Somalia is one of the ugliest piles on the Cold War scrapheap. In the 10 years since the fall of dictator Siad Barre - alternately a favourite of the Soviets and the Americans - a once proud nation has been fractured and its people battered by war. In the capital, Mogadishu, guns are everywhere and clan-based warlords hold sway over a patchwork of zones.
A fragile transitional government, voted in by clan elders last year, is struggling to control even part of the city. Two provinces, Puntland and Somaliland, have declared autonomous states. Everywhere, Islamic groups have rushed to meet ordinary people's yearning for order. One militia, known as Al-Itihaad, is thought to be linked to al-Qa'ida.
President Abdiqassim Salad Hassan admitted he "could not be sure" if there were al-Qa'ida bases, but even if there were "one or two", the country was "able to deal with them". The perfect bolt hole for bin Laden? Some certainly think so.
American warships are positioned off the Somalia coast, just in case the elusive super-terrorist tries to slip in. Last month, President Bush claimed that Al-Barakaat - Somalia's main financial company - was part of Bin Laden's money network, effectively shutting it down.
The government lacks control of the whole country, but terrorist activity is limited, making it unlikely that a strike would be taken against it. Even if bin Laden was to hide with one militia, a rival clan might rat him out - or hunt him down for the reward.
Sudan's Islamic government has long been high on the US list of terrorist-sponsoring states, largely because Osama bin Laden lived in Khartoum for five years in the early 1990s. Ostensibly, he was a wealthy Muslim brother and a construction kingpin. His companies paved hundreds of miles of road and farmed sorghum, sesame seeds and gum arabic.

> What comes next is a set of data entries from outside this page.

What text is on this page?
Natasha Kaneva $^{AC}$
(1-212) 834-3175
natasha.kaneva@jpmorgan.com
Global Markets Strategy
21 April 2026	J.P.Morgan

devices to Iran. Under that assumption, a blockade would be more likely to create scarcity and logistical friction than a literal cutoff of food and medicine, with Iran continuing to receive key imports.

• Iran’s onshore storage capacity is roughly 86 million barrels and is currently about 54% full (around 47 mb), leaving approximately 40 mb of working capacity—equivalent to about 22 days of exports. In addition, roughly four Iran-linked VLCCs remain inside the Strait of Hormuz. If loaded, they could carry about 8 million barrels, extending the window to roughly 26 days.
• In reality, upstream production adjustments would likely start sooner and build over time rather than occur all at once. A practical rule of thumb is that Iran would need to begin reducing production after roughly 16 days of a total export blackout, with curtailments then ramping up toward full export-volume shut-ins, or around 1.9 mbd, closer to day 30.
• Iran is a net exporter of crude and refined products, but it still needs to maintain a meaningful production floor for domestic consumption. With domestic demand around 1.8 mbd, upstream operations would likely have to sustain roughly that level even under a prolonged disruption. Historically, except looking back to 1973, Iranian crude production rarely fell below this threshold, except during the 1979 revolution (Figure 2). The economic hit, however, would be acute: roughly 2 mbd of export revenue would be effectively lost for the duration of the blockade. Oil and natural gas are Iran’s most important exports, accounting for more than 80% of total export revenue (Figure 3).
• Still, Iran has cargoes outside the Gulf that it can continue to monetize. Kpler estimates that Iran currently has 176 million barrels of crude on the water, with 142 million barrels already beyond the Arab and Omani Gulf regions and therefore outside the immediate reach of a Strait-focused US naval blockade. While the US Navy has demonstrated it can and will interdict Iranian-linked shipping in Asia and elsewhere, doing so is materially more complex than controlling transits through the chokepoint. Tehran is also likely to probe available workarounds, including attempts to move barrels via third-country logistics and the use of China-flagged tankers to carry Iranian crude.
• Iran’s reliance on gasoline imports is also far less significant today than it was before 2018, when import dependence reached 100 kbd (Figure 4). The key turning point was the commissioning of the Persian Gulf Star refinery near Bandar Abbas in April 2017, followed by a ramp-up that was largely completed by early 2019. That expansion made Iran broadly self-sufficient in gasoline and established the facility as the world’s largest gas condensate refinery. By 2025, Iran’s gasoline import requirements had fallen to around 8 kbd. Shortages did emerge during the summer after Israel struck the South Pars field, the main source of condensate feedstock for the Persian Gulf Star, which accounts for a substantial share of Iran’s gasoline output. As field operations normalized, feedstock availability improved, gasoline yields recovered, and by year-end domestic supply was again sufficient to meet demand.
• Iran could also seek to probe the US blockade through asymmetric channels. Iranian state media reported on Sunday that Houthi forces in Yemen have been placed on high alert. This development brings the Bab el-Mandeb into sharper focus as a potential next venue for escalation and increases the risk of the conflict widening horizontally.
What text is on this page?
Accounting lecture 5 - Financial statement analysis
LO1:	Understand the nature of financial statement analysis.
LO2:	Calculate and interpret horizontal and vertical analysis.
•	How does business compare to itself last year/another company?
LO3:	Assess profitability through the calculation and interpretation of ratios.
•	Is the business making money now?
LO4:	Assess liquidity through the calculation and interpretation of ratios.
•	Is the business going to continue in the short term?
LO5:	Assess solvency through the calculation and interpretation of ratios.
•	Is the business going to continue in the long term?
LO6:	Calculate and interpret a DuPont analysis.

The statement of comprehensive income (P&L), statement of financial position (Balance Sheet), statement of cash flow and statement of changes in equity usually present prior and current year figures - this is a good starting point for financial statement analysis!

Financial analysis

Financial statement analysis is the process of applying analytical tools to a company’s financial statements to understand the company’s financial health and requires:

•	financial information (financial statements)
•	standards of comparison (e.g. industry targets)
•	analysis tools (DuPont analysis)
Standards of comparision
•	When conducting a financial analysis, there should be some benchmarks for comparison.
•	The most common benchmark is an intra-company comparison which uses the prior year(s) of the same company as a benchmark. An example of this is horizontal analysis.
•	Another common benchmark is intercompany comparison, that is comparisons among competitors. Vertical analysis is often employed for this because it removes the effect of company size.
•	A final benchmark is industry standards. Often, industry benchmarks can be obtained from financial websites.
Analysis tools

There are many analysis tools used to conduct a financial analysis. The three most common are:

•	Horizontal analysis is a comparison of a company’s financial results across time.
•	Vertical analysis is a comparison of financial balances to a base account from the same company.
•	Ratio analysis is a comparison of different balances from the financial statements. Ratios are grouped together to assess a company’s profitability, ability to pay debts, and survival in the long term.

But others claim it was all a front. They say that bin Laden used Khartoum as the hub of a global terrorist network. US officials agree. Nevertheless, President Omar al Bashir expelled his controversial guest in 1996.
Sudan now claims that all ties with bin Laden have been broken. Terrorist training camps are thought to have been shut down, and even before 11 September, President Bashir was sharing his intelligence files with the CIA. He was among the first leaders to distance himself from the attacks. A few weeks later, UN sanctions were lifted.
US strikes could target supporters of Hassan al Turabi, the regime's Islamic godfather, currently in jail. The last time the US attacked Khartoum, in 1998, after the bombing of its embassies in Kenya and Tanzania, it is thought to have hit a pharmaceuticals factory instead of a chemicals plant.
The government tolerates the presence of terrorist groups but it is unclear whether the US or its allies could find viable targets in Sudan.